5 Minutes with Johan Groenen
Words by Mar Marín • Oct 7 2022
Our monthly series of brief conversations with grassroots activists, creative technologists, and change-makers, who are also representatives of our 31-member organizations. Get to know the people at the forefront of the civic tech realm!
Johan is currently Code for NL’s representative at the network. He is a public tech entrepreneur with a background in natural computing and software design. An unstoppable brainstormer who sees opportunities and connects people, ideas, and initiatives.
Get to know Johan
I studied natural computing (computer science) and worked for a couple of years as a full-stack coder, mostly on API’s and web apps.
Later on, I was lead at two social media management and advertising startups. After a while, I wanted something a bit more socially relevant which led me to Waag —where I started as a “Code Fellow” at the city of Amsterdam, working up at Datalab Amsterdam.
From there, I started a software design agency for public tech called Tilt-shift and Code for NL —which is the Dutch community for developers and designers working on digital government (from the inside and outside). I also play the trumpet and sing in a choir.

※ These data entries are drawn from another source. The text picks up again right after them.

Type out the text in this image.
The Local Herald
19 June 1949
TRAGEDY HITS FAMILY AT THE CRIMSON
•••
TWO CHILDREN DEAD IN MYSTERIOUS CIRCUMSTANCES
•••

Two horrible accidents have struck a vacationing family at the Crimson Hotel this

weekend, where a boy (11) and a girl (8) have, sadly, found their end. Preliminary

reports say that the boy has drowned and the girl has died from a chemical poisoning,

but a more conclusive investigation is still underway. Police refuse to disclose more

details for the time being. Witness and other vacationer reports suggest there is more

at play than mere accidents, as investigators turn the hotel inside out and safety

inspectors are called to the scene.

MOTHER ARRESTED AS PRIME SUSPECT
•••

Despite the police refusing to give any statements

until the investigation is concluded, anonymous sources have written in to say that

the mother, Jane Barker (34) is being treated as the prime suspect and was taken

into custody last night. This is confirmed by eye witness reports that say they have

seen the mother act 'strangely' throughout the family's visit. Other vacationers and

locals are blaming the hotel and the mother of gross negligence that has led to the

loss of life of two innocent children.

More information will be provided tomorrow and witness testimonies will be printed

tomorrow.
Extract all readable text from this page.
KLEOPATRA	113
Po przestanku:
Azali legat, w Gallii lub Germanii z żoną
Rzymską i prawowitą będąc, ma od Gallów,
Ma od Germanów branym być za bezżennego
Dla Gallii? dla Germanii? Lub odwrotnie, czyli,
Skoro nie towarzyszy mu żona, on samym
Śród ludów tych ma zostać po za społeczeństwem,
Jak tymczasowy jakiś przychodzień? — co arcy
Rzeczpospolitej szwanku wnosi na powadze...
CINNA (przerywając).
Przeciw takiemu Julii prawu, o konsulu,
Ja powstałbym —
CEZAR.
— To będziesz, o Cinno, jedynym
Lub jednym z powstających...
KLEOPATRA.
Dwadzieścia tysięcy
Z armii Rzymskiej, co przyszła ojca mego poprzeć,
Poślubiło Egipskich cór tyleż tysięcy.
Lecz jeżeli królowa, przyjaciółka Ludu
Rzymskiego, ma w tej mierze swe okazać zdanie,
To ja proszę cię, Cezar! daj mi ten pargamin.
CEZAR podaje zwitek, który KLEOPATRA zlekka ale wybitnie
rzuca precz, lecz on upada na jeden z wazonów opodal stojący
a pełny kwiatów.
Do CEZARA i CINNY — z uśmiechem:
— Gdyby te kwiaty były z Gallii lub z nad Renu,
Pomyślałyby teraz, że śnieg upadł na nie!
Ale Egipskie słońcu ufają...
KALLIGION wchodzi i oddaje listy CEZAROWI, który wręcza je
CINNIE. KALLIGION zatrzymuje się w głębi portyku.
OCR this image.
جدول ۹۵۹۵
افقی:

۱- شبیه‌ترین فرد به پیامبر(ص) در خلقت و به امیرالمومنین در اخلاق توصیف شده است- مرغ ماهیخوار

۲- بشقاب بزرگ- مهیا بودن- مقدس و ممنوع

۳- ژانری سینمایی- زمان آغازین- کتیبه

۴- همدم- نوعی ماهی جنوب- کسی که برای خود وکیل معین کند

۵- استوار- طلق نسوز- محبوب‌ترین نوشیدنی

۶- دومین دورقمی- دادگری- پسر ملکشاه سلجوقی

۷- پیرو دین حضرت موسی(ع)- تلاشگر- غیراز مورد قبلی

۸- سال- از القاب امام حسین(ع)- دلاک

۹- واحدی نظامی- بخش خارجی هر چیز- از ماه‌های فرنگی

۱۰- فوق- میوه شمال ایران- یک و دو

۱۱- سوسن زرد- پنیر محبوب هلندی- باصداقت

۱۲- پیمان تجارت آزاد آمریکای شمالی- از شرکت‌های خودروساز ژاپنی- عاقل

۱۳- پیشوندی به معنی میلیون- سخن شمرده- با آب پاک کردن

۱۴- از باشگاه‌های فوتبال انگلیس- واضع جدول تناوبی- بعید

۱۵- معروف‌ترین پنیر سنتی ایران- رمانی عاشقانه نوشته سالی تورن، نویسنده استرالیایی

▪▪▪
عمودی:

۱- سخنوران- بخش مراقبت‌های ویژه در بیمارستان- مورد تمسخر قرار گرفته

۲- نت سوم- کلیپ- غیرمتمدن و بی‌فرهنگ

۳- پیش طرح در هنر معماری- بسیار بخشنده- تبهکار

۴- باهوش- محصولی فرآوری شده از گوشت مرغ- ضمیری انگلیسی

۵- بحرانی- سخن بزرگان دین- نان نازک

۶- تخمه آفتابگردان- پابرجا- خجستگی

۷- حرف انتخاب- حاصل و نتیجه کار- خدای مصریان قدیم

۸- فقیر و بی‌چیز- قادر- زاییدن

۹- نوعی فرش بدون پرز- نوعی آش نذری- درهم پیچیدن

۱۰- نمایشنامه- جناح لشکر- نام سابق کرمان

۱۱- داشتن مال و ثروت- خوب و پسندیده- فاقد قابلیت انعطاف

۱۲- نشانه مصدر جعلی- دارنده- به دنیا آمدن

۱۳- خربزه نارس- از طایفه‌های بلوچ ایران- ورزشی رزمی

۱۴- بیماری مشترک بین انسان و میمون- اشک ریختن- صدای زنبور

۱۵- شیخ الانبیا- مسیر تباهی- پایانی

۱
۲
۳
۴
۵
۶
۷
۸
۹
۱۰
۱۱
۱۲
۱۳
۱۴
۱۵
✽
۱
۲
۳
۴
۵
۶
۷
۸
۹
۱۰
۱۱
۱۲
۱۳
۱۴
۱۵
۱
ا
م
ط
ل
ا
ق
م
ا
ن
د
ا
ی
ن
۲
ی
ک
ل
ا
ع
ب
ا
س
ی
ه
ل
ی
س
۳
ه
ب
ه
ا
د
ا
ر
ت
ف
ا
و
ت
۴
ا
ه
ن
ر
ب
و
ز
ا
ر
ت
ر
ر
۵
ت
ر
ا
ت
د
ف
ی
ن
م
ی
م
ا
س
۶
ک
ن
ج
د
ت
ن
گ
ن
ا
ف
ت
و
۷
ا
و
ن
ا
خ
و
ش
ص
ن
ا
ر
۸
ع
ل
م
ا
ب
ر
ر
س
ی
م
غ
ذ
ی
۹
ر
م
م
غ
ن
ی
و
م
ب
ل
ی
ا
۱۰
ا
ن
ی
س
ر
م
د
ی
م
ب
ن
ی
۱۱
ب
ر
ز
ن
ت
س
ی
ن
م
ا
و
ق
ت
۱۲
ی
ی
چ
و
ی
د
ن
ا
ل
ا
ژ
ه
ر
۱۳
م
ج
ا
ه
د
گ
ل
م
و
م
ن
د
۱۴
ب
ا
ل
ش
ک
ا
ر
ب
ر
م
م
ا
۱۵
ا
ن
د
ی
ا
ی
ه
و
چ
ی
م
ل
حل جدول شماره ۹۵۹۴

What is the first thing that comes into your mind when you think about civic tech?
My first thought goes towards working together on open, fair, and inclusive societies, and a strong sense of community among the people in all our organizations.
In that sense, I also think about the fact that it is very difficult to organize the potential for greater impact.
What are the biggest civic tech challenges in your region?
(In my personal opinion) making sure the internet/web and its technology aren’t monopolized by large companies nor by governments, but stay available for individuals and organizations of any size, to use freely, safely, and creatively.
Also, aligning the civic tech organizations, getting the government to open up software projects, maintaining a constructive-critical perspective on digital government developments and the use of technology by governments, improving ethical best practices among designers and developers.